Vibe++: A Very Simple Language for Prompt Programmers. Why Not?

Disclaimer: I am not claiming anything definitive here. I am simply sharing the results of my thinking with colleagues and inviting discussion. The examples were generated 100% in ChatGPT Plus — Thinking mode.
My observations of colleagues, friends, and acquaintances outside IT who are starting to use generative systems to write code show that even people who used to be afraid to go anywhere near programming are now writing fairly ambitious prompts like: "What if we made a program for recording lab test results and collecting information?

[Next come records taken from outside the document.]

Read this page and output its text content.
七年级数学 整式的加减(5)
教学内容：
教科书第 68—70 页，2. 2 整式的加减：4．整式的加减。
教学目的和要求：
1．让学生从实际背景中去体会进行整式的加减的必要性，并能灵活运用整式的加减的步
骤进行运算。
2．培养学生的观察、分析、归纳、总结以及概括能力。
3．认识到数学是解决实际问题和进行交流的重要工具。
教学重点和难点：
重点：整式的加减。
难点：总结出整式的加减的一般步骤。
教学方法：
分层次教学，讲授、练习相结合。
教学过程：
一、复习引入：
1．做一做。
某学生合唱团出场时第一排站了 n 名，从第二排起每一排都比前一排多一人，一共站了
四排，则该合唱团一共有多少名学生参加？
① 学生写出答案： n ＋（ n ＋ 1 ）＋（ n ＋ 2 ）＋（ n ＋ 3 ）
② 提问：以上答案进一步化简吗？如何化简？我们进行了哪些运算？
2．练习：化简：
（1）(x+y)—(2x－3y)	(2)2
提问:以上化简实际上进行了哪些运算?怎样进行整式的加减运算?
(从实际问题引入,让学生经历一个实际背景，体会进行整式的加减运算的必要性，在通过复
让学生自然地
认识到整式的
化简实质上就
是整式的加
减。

Build me that program." Then they refine the result with something like: "No, not like that — make it work on a phone."
What comes out is often unpredictable, but perfectly satisfying to beginners, who immediately place themselves at the very top of the Dunning–Kruger curve, because people who had never written even std::cout << "Hello, world!"; in their lives simply could not have achieved anything like this before.
Andrej Karpathy, one of the founding members of OpenAI, introduced the term vibe coding in February 2025. He described an approach where code is produced through natural language, fast iterations, and working "by feel." According to him, this approach works reasonably well for small, casual, weekend-style projects, but it is not a direct replacement for production software development. I suspect many people missed that second part. But that is not exactly what I want to write about here. I want to help beginners think a little more structurally, and for that I propose Vibe++ — a language of intent, a prompt-programming language; in other words, a lightly formalized way to describe tasks in human- and model-readable text so that the output becomes more predictable.
I will start from the end. I prepared two examples that were generated using a simple prompt in plain human language and a structured prompt in Vibe++. I saved both as text files. Both prompts were run on the first try, and the generated code was not modified afterward.
The first prompt completed in about two minutes in the same mode. The second prompt took roughly twice as long to generate the result. But there is an important nuance.
The result of the plain human-language prompt is available here, and the result of the similar Vibe++ prompt is available here. I will not draw conclusions for you, but in my opinion, the results are noticeably different. I should also point out that the first version takes up 500 MB in a Google Chrome tab, while the Vibe++ version takes only 50 MB. For me, that is an indicator of code efficiency.
If I have managed to make you even slightly curious, below is a short explanation of what exactly I am proposing.

In short: the idea

Vibe++ is not a new programming language, and it is not an attempt to create a universal standard. It is more of a recommended task-description format for LLMs that helps people express their intentions in a more structured way.